The yield curve has been meaningfully inverted for some time. And when I say meaningfully inverted, I mean to levels we have not seen for a long time.

What this chart indicates is that investors are more worrisome about the short term then they are about the long term. Investors are selling, pushing up the yield on the short term Treasuries, and buying the longer term Treasuries, pushing the yield down.

What that meant in 2022, because bonds fell in value across the board, was that there were  marginally less sellers of long term debt than short term debt.

The yield curve inversion.

The yield curve is about the best forecaster we have for recessions, in all of history it has never been wrong, yet. That can change because it is a sentiment indicator of sorts. People move the markets, markets don’t move on their own. So people are the ones inverting the yield curve, they are the ones getting worried about the short term.

We all know that recessions are bad for business and for the economy. Naturally because recessions are bad for business, it’s also bad for the stock market.

But what’s strange this time is usually the stock market falls after an inversion in the yield curve. This time around the stock market bottomed before the yield curve even started to invert.

That sounds like a bullish sign for the future, but now the yield curve is inverted so much that it’s really hard to tell.

The S&P 500 and the yield curve.

The steepness of the inversion doesn’t actually tell us anything about the severity of a recession. In 2008 the yield curve didn’t invert too drastically, yet that was one of the worst recessions since the Great Depression.

Two reasons why I think we’ve seen such a steep inversion.

  1. The Fed has been so transparent on the future of policy coupled with the already existing market expectation that rates were going higher.
  2. There has never been a call for a recession in history like we’ve seen this past 2 years.
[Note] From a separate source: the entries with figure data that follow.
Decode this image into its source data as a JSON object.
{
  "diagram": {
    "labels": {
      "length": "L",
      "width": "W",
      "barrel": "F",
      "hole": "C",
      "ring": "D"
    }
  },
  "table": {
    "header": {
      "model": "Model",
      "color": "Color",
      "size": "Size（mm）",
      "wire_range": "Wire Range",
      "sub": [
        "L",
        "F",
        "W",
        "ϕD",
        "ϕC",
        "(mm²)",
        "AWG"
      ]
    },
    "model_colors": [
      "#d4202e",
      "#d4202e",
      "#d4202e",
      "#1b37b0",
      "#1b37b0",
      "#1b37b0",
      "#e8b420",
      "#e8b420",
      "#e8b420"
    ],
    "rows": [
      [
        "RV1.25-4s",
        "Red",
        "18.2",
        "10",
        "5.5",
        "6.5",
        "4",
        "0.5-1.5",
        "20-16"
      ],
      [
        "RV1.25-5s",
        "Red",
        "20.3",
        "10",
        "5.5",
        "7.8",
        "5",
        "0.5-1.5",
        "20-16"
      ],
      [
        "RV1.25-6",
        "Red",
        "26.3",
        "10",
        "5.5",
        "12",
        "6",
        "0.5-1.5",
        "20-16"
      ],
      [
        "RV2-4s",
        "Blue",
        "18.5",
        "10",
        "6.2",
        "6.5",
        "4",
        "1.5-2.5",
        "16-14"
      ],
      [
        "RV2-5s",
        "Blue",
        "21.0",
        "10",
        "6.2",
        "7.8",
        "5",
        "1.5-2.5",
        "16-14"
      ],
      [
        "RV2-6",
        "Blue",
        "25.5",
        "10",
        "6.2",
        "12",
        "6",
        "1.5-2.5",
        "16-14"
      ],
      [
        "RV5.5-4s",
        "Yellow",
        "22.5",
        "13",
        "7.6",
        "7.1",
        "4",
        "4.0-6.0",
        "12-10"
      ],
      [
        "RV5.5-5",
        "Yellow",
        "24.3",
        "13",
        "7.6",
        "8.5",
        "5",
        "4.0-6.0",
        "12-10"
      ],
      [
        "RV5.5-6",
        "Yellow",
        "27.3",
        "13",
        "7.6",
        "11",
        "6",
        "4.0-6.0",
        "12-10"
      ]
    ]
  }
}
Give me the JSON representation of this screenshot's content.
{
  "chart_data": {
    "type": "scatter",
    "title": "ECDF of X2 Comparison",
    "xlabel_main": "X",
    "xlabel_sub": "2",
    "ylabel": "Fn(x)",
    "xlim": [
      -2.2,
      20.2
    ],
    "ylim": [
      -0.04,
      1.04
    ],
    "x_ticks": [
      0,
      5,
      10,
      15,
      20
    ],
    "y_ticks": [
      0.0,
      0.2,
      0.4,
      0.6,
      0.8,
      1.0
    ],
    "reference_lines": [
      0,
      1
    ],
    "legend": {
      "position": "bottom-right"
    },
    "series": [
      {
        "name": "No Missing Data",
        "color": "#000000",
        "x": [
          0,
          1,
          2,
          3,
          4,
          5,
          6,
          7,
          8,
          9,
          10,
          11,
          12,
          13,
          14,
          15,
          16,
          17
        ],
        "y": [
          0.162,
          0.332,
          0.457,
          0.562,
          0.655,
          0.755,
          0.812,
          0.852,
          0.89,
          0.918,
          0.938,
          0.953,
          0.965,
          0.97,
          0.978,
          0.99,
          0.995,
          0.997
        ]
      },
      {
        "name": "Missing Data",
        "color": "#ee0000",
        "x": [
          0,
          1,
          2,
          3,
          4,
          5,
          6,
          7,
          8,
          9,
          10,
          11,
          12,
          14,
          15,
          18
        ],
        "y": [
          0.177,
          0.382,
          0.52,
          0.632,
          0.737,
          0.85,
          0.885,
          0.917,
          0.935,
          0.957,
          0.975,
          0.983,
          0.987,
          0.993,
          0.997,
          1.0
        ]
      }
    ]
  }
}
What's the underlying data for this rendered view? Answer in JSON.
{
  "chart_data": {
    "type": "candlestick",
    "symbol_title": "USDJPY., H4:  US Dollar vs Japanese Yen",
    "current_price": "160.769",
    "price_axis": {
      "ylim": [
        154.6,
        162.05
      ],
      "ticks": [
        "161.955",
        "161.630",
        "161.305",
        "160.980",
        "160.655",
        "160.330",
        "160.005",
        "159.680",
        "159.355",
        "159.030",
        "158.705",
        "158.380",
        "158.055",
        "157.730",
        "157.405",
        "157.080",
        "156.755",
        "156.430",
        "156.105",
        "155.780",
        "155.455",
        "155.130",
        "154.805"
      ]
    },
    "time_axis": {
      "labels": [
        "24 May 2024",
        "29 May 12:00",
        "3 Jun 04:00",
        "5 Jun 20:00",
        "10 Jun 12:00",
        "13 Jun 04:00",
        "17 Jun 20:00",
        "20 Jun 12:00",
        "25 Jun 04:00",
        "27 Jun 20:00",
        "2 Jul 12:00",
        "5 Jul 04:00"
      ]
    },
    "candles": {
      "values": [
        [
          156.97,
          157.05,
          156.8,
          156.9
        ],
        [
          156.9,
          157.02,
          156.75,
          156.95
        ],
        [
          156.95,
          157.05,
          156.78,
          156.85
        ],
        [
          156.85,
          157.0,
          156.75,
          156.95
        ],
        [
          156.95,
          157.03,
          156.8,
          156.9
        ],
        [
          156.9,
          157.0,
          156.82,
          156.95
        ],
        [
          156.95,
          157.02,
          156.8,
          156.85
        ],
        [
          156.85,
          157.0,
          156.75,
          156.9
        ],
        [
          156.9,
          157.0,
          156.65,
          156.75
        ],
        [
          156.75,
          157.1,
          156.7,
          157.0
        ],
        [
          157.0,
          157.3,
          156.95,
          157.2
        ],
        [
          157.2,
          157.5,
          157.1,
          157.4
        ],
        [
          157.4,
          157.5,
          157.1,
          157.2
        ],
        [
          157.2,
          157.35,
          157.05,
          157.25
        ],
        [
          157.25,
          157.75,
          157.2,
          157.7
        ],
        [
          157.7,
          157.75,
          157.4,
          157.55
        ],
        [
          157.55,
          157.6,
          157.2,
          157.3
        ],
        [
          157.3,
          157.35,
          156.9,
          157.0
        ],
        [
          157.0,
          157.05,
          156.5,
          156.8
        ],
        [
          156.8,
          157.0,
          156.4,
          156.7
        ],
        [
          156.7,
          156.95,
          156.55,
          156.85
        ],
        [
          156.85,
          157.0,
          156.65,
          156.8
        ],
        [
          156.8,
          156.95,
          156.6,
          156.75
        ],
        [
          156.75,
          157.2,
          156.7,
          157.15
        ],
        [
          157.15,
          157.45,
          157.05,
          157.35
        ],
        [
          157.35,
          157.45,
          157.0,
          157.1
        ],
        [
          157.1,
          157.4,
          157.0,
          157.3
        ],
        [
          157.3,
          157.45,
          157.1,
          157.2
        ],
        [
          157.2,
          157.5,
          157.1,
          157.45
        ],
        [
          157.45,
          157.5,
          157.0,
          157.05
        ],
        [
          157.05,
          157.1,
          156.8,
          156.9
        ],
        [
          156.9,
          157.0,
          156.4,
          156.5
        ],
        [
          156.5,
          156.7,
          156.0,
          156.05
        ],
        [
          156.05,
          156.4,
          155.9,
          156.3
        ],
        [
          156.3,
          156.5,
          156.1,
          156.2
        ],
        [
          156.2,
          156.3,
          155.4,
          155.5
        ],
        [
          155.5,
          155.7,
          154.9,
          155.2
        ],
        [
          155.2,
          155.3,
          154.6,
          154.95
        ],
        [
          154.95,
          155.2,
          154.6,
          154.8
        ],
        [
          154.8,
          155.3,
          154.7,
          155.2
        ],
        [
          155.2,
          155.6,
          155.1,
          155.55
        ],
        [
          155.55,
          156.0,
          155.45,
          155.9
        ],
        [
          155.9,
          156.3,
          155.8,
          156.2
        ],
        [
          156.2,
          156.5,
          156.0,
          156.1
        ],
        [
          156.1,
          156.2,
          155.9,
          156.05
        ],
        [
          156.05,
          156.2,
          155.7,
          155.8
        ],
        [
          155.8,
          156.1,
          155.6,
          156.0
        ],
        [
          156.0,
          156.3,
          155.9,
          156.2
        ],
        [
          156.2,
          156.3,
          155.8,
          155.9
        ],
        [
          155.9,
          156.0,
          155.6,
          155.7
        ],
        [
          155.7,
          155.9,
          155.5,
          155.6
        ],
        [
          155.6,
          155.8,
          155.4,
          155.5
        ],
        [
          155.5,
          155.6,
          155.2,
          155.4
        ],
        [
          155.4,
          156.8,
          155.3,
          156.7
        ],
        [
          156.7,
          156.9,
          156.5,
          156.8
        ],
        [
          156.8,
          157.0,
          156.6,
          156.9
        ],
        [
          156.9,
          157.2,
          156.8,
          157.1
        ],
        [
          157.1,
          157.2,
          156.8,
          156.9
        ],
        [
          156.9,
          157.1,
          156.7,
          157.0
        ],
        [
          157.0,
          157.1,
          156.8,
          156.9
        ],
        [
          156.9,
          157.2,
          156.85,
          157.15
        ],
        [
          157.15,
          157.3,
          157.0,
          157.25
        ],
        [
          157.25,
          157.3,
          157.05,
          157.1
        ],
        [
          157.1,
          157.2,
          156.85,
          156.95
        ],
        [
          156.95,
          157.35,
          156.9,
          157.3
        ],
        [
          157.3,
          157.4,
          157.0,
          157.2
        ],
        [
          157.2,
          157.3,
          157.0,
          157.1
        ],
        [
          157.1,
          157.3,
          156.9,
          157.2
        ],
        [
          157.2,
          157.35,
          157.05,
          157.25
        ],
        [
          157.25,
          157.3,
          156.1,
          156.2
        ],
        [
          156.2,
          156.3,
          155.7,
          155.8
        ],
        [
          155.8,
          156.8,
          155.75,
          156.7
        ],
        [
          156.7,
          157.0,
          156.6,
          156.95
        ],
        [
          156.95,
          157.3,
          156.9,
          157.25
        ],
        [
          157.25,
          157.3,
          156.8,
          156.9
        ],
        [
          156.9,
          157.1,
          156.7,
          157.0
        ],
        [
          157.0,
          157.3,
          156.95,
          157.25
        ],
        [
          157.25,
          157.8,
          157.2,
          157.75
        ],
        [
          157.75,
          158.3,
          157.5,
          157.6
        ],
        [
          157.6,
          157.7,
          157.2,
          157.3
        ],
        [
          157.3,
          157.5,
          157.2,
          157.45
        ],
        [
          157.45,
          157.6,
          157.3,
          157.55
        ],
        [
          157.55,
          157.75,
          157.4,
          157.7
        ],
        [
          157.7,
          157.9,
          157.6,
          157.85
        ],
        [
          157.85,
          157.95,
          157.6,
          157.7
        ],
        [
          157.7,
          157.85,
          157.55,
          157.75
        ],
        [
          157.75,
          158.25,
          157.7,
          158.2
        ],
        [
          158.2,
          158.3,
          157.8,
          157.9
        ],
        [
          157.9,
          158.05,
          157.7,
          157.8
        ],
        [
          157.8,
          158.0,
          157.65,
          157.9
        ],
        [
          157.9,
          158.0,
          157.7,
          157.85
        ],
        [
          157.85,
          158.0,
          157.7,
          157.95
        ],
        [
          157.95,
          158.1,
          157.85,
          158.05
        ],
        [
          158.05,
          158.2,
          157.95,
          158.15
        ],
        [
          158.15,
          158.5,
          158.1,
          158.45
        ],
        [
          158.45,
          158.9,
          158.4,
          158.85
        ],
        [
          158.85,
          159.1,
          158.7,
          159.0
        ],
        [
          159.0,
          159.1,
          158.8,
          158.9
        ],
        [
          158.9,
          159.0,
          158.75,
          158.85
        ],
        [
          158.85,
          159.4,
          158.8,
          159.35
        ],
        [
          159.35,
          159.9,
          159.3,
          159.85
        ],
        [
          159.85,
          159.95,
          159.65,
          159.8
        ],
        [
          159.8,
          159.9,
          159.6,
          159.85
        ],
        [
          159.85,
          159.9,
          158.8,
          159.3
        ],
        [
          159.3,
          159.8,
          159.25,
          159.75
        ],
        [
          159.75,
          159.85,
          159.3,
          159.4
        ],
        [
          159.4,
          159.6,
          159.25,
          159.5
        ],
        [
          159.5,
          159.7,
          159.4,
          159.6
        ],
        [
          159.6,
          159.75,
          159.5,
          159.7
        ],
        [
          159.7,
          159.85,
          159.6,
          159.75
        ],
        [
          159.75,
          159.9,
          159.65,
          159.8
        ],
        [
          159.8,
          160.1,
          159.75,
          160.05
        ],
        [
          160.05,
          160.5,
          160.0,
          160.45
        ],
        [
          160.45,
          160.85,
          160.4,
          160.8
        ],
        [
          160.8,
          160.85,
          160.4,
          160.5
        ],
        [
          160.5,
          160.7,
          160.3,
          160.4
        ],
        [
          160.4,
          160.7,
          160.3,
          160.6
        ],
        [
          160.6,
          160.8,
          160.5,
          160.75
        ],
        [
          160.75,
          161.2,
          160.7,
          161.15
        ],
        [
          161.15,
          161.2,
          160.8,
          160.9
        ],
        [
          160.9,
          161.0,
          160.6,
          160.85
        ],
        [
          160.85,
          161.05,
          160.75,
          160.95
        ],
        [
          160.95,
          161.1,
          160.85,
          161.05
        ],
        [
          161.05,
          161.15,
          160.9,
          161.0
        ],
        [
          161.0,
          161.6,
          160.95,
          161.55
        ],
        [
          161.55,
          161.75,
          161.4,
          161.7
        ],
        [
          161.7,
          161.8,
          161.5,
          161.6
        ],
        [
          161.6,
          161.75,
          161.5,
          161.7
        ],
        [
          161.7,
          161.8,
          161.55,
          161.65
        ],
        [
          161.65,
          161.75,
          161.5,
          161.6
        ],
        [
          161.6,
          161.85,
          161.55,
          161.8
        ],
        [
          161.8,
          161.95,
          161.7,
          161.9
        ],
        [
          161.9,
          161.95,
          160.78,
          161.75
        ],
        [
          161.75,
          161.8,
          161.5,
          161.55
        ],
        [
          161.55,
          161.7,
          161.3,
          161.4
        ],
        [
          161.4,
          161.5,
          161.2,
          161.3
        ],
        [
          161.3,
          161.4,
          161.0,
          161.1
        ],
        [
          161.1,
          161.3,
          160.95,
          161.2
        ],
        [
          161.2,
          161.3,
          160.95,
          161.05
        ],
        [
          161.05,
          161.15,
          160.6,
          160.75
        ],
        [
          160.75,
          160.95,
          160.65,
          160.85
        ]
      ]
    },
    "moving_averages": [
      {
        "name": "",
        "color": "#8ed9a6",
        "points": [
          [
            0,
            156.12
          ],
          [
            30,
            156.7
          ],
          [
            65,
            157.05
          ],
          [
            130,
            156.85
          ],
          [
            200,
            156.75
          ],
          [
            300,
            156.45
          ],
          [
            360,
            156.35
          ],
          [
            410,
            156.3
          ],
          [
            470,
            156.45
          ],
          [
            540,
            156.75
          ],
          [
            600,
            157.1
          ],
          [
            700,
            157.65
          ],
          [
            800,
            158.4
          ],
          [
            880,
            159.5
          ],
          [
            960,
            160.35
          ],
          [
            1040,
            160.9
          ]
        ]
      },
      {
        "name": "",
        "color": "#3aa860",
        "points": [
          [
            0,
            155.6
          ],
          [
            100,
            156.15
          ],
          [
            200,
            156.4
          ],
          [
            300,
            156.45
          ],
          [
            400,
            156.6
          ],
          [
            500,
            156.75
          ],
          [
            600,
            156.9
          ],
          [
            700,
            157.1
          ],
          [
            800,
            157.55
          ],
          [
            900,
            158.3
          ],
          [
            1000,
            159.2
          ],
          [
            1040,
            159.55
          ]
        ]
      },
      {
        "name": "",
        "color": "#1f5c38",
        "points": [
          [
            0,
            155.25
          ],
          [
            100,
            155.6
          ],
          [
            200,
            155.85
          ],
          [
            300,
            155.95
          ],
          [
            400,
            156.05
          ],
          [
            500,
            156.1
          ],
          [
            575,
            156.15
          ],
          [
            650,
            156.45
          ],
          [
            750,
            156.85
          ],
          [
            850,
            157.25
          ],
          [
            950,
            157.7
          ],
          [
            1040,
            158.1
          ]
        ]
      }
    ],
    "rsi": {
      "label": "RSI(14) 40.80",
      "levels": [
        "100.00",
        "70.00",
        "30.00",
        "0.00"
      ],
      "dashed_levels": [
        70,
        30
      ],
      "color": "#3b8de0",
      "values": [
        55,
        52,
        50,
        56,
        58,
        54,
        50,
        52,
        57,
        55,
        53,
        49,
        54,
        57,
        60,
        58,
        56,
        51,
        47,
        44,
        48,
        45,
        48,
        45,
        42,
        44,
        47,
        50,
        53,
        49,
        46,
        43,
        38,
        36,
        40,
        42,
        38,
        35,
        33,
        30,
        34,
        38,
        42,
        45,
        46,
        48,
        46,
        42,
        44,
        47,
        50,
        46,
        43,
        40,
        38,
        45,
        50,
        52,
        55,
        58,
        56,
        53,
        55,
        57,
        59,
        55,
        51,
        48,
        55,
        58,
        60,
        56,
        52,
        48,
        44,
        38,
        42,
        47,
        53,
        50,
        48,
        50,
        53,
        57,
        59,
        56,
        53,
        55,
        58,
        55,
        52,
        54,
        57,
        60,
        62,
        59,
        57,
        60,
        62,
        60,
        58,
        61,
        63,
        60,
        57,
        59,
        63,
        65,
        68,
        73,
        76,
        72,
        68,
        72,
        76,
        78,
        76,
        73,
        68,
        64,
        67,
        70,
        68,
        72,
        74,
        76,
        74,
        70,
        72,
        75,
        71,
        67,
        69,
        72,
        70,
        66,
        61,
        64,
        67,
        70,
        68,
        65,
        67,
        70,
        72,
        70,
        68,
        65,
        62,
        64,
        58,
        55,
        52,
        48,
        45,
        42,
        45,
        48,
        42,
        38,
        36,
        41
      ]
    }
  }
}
I think the steepness of the yield curve signals the confidence of market participant’s expectations around the future.

When everyone is on the same side of the boat, they tend to start moving to the other side.

That is what we’ve seen in the stock market in 2023 with 20% move higher.

I find it hard to imagine the yield curve inverting more. That said long term rates must move higher or short term rates must move lower.

How this happens is a recession hits that causes the Fed to reverse policy, or inflation and growth continue which keeps terminal rates higher and long term bonds creep back upwards.